Il y a des déménagements littéraires qui sentent moins l’encre que l’ambulance mondaine. Boualem Sansal a quitté Gallimard pour rejoindre Grasset en mars 2026, et ce passage n’a rien d’un simple changement d’adresse.
Il s’inscrit dans une séquence où l’écrivain, déjà porté par une partie des droites, est devenu autour de sa personne un objet de bataille idéologique, au point que même certains de ses proches parlent désormais d’un malaise et d’un possible glissement vers la droite radicale.
Le voici donc installé dans cette vitrine où l’on confond si volontiers littérature et artillerie d’influence.
On n’y accueille plus un auteur, on y emballe un symbole.

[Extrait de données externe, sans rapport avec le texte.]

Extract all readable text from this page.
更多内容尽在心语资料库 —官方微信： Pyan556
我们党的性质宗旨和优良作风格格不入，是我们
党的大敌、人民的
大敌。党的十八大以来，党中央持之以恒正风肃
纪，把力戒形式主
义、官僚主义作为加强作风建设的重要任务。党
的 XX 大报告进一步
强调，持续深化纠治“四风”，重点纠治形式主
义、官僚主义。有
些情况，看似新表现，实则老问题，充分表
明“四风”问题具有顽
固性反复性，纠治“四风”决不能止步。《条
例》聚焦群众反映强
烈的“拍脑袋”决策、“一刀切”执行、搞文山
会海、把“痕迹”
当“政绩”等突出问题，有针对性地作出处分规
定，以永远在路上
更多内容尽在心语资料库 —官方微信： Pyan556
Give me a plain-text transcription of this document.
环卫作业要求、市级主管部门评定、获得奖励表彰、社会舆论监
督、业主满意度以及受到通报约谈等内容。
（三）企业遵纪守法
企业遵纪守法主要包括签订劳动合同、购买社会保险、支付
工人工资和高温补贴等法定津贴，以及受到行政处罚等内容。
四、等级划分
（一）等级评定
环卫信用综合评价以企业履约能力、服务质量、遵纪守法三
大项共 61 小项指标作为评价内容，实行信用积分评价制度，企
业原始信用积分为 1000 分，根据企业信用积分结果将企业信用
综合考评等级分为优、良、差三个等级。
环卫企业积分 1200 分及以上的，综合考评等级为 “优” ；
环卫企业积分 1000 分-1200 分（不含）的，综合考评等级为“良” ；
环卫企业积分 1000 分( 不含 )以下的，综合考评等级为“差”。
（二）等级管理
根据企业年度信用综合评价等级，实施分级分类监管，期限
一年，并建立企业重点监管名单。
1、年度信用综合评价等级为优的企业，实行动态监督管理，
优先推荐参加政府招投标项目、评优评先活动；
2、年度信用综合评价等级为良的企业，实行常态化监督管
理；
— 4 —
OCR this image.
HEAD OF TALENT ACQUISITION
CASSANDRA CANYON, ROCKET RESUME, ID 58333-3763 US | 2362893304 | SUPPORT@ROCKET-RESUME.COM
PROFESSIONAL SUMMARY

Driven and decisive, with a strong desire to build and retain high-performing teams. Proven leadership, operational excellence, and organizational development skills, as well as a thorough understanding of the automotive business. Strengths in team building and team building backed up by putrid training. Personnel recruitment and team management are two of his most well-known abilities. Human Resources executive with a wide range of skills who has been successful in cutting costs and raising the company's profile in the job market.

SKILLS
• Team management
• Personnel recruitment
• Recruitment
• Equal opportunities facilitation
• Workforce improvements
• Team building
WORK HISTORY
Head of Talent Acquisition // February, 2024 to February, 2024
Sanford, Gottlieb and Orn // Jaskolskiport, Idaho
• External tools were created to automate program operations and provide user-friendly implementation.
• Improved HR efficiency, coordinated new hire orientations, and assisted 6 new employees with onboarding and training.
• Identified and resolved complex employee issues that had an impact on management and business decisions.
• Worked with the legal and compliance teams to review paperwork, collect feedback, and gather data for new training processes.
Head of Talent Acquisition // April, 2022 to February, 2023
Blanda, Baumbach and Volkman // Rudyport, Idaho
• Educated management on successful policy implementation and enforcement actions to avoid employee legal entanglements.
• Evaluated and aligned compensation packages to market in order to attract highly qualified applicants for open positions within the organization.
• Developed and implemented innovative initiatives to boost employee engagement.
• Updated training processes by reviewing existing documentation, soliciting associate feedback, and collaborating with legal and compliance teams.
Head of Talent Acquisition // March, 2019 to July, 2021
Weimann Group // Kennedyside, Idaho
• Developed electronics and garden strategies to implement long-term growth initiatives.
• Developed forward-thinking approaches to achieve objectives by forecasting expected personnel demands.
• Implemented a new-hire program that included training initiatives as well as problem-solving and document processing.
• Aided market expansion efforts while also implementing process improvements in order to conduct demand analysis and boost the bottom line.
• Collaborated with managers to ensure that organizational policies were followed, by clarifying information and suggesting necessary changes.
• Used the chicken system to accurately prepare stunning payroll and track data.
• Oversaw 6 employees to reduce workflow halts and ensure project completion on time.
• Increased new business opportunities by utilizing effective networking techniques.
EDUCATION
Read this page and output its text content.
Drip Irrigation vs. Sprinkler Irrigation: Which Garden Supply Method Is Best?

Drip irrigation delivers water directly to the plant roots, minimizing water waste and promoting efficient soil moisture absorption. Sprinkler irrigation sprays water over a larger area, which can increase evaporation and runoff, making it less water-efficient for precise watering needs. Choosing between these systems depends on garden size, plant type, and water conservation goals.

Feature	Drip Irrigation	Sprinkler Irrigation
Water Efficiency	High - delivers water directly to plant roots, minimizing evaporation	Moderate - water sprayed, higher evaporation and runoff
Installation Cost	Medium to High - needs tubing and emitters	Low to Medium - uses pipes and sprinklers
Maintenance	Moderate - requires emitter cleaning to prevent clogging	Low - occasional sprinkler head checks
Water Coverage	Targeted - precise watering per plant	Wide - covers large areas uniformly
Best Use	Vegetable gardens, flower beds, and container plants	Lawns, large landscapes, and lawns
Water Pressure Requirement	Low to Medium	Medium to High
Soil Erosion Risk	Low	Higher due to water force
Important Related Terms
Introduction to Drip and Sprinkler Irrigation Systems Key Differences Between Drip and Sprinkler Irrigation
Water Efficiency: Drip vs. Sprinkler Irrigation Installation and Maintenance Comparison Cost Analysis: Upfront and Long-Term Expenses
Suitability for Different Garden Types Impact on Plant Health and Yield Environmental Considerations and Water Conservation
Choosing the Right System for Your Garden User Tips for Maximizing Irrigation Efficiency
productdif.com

On n’y lit plus une œuvre, on y polit un projectile.
Et derrière le comptoir de cette mise en scène, parade toute la petite domesticité du catéchisme parisien, cette noblesse de location qui donne des leçons de courage depuis des salons chauffés par l’entre-soi.
Il faut voir la procession.
Les éditorialistes en cravate de deuil. Les procureurs à diction moelleuse. Les distributeurs de brevets moraux. Et, bien sûr, l’inévitable BHL, ce bedeau emphatique des désastres, ce sacristain de la guerre juste, ce marchand de ruines enveloppées dans un papier-cadeau philosophique.
Partout où le monde arabe a saigné, cet homme a trouvé moyen de poser la main sur le pupitre, de prendre l’air grave, puis de revendre le chaos sous l’étiquette du Bien. Le voici encore, flairant la bonne silhouette, le bon nom, la bonne figure à exhiber pour continuer sa vieille industrie de la supériorité mise en scène.
Sansal leur va bien !
Il leur offre ce qu’ils adorent par-dessus tout, un homme venu d’Algérie qu’ils peuvent brandir contre l’Algérie.
Un passeport de confort.
Une caution commode.
Une manière de dire leur mépris sans avoir l’air de se salir. Car telle est leur grande spécialité. Ils n’attaquent jamais seuls. Ils avancent toujours avec un témoin choisi, un parrainé utile, un transfuge sous globe, histoire de faire passer la morgue pour de la lucidité.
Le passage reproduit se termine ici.